I am reading a book where the author is trying to give guidance for people to find their destiny in God. A very complex subject as you can imagine. There is a destiny for each person living, had lived or will live.
Such books usually consider what the Bible terms “a call.” A call is God’s invitation. We are called to relationship with him. We are called to follow him. We are called to a destiny in him – a purpose for our lives and existence. Because he is eternally present, immanent, with each of us, he is able to craft a personal destiny for each of us. He is able to offer a personal destiny for each of us.
The Bible describes some calls for some people. These are often dramatic, like Moses and the burning bush, or Paul on the road to Damascus. The author wrote that these types of calls had ceased. And I wish to take issue with this a bit.
He offered no reasons, no scripture. So, how can he make this type of unequivocal assumption? I will admit that a dramatic call like this is very unusual. Rare even. There were around 2 million Israelites at the time of Moses.
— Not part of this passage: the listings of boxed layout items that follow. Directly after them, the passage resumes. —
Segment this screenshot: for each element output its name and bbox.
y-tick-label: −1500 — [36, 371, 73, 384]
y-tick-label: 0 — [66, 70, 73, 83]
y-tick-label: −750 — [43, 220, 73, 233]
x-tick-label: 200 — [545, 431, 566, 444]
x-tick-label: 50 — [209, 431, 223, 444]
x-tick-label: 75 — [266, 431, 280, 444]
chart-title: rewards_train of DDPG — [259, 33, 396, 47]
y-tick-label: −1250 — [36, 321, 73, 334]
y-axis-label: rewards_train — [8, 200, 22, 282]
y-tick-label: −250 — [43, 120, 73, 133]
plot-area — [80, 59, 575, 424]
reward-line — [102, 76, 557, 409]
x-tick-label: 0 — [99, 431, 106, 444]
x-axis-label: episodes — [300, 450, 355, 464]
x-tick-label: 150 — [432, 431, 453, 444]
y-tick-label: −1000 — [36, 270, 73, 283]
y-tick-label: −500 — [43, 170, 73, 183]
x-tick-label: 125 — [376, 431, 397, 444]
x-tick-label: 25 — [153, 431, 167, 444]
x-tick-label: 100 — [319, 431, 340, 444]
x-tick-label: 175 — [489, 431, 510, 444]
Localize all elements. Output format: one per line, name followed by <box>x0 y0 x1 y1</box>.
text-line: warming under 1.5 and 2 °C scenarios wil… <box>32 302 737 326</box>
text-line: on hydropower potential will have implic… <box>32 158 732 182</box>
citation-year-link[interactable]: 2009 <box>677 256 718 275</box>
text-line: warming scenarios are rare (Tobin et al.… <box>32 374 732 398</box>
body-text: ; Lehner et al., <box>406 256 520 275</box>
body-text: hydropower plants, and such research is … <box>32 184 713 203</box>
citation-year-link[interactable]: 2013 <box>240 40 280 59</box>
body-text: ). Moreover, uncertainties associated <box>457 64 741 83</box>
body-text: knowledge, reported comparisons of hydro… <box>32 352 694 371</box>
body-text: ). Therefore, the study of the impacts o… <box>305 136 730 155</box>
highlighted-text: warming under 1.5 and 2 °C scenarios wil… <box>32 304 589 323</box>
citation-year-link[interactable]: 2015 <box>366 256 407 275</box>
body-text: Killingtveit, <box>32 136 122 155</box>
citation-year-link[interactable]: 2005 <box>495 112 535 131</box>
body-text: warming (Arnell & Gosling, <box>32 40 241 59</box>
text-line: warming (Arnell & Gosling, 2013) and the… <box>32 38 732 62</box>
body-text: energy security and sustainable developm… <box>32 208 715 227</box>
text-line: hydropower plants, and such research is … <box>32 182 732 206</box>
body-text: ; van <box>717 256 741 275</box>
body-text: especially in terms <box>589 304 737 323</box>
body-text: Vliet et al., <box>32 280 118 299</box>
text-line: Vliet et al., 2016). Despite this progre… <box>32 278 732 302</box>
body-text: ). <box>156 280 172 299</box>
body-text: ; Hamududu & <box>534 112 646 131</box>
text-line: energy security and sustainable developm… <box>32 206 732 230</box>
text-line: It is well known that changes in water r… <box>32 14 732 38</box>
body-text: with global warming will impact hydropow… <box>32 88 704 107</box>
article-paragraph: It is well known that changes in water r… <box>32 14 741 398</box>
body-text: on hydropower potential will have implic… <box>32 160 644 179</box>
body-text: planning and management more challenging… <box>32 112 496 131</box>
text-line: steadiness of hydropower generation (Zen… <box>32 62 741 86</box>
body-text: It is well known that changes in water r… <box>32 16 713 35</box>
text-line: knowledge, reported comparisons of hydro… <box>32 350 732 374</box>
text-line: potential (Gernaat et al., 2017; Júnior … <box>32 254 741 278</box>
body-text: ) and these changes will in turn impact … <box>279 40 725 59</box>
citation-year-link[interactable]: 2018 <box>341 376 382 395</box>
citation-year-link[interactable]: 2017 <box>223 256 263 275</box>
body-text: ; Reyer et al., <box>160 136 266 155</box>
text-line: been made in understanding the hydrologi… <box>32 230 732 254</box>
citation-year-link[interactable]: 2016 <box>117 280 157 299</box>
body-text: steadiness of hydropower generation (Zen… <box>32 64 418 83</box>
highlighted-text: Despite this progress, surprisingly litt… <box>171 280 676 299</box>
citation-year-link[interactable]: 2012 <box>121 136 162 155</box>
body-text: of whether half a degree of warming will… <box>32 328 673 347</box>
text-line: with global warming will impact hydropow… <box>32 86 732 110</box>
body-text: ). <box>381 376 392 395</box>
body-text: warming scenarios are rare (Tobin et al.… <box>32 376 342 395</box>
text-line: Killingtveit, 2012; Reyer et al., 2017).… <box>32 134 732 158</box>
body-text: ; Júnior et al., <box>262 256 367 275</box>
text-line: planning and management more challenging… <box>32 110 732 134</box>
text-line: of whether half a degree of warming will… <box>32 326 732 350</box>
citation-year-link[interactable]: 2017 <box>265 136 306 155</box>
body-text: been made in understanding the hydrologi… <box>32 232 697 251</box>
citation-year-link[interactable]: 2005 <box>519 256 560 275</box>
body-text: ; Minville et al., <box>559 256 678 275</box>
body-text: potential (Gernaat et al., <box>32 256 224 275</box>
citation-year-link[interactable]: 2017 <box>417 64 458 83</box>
God certainly gave in invitation to walk with him, to carry out their roles in his mission and purpose, to each Israelite. However, only Moses got this type of call.
Why would God give such a dramatic invitation? In the case of both Paul and Moses, their hearts were strongly focused in a direction away from their destiny. To get them moving in the correct direction would require a radical change of heart. Their roles in God’s mission was also strategic. So, God communicated in a radical way to elicit a radical response.
God’s preference is to speak softly. Sometimes, in order to be heard, he needs to change methods. There is a story about a pastor (Presbyterian, a group not known to promote supernatural experience) who heard God speak to him in an audible voice. God was giving him instructions to take a certain course of action, that he had decided not to take.
God is able to make himself heard. He is looking for available, alert people, who have soft hearts, and are open and ready to change, if necessary. Especially when it involves his invitation to walk with him, and the path, the work and the effect it entails.